Publication year: 2010

Acts of violence by extremist groups and the resultant state responses (both national and international) have added fresh uncertainties to an already complex global order and heightened a widely felt sense of insecurity in the West and the Muslim world. Just as terrorism and counter-terrorism are locked in a mutually re-enforcing symbiosis, the sense of insecurity felt by Muslims (in both Muslim majority and minority states) and non-Muslims is mutually dependent and has the potential to escalate.
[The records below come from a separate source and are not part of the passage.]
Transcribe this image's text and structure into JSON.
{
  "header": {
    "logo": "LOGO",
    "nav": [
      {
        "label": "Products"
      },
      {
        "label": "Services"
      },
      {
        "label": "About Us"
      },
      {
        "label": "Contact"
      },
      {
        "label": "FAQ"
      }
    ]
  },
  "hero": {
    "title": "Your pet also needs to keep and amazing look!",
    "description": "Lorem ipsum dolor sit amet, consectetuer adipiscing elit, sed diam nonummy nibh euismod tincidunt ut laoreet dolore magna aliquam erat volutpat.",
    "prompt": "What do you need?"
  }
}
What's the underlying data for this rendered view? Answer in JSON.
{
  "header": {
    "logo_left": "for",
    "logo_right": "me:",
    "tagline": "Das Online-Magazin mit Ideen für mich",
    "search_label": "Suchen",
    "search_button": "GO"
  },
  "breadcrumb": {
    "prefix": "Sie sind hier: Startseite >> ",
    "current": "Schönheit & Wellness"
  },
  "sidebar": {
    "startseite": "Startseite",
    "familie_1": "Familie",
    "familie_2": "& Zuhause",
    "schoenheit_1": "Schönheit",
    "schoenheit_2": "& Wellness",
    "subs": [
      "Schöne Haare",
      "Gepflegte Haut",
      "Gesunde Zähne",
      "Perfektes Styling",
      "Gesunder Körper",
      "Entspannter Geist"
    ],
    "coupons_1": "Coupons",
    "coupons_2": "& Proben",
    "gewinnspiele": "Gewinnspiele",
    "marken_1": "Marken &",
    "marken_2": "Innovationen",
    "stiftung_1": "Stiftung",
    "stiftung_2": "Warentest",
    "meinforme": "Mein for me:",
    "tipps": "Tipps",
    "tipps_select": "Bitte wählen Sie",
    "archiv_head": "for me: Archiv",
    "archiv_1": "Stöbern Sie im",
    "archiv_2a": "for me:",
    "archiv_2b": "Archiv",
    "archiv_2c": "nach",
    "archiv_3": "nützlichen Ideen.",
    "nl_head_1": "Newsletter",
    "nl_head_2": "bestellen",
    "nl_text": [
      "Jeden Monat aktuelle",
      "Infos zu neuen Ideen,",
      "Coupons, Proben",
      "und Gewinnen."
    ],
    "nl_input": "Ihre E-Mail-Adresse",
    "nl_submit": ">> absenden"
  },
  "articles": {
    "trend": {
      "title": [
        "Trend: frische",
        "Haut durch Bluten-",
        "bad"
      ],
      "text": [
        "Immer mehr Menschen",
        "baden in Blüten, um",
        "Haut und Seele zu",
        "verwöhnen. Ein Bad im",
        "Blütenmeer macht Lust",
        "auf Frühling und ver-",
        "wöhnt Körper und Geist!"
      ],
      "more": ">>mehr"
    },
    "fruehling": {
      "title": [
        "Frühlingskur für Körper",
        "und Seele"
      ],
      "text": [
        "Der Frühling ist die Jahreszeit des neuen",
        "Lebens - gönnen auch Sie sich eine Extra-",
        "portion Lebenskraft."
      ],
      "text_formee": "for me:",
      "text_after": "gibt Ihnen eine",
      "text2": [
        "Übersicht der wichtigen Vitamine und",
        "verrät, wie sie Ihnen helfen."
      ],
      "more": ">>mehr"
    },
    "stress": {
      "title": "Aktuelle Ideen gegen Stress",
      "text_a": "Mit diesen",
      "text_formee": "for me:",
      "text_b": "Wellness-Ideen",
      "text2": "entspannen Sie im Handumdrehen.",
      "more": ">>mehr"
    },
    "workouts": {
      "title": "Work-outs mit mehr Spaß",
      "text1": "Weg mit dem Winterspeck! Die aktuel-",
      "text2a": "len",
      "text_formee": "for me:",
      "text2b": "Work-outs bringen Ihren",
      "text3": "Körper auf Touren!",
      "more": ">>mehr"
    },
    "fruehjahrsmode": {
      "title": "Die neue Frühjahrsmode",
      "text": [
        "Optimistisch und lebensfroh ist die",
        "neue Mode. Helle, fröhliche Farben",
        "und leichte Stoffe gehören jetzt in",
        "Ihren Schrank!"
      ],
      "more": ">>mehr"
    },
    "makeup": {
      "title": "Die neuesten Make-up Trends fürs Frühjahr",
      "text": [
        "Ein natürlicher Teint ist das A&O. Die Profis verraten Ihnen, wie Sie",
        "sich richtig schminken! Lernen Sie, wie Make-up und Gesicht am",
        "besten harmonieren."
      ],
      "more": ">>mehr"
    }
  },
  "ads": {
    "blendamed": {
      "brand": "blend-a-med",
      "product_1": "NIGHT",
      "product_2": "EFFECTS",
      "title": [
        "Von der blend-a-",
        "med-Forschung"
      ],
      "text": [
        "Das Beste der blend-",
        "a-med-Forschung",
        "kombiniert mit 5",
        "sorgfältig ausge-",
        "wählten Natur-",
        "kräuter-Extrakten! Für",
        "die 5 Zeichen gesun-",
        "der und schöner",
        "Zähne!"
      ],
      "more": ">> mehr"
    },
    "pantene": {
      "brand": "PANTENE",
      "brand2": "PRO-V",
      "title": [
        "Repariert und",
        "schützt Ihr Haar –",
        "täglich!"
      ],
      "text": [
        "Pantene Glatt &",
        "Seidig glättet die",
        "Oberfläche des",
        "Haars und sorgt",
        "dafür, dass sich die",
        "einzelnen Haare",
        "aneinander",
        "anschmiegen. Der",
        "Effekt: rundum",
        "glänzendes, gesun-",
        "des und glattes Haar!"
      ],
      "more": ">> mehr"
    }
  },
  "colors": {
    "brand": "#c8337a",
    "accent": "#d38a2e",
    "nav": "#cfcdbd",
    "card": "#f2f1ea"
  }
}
The pervasive sense of being under attack by the United States and its Western allies, has contributed to a growing unease among Muslims and re-enforced deep-seated mistrust of the ‘West’. The subsequent policies that have emerged in this context of fear and mutual distrust have contributed to xenophobia and a vicious cycle of insecurity. ‘Islam and Political Violence’ seeks to redress the current debate on the uneasy and potentially mutually destructive relationship between the Muslim world and the West. It explores the modern concept of Islamism and the re-invention of Islam by political elites and counter-elites to advance temporal objectives. This book provides us with a new angle from which to examine the range of challenges to social cohesion and multiculturalism in Western societies and the future of Islam in the West.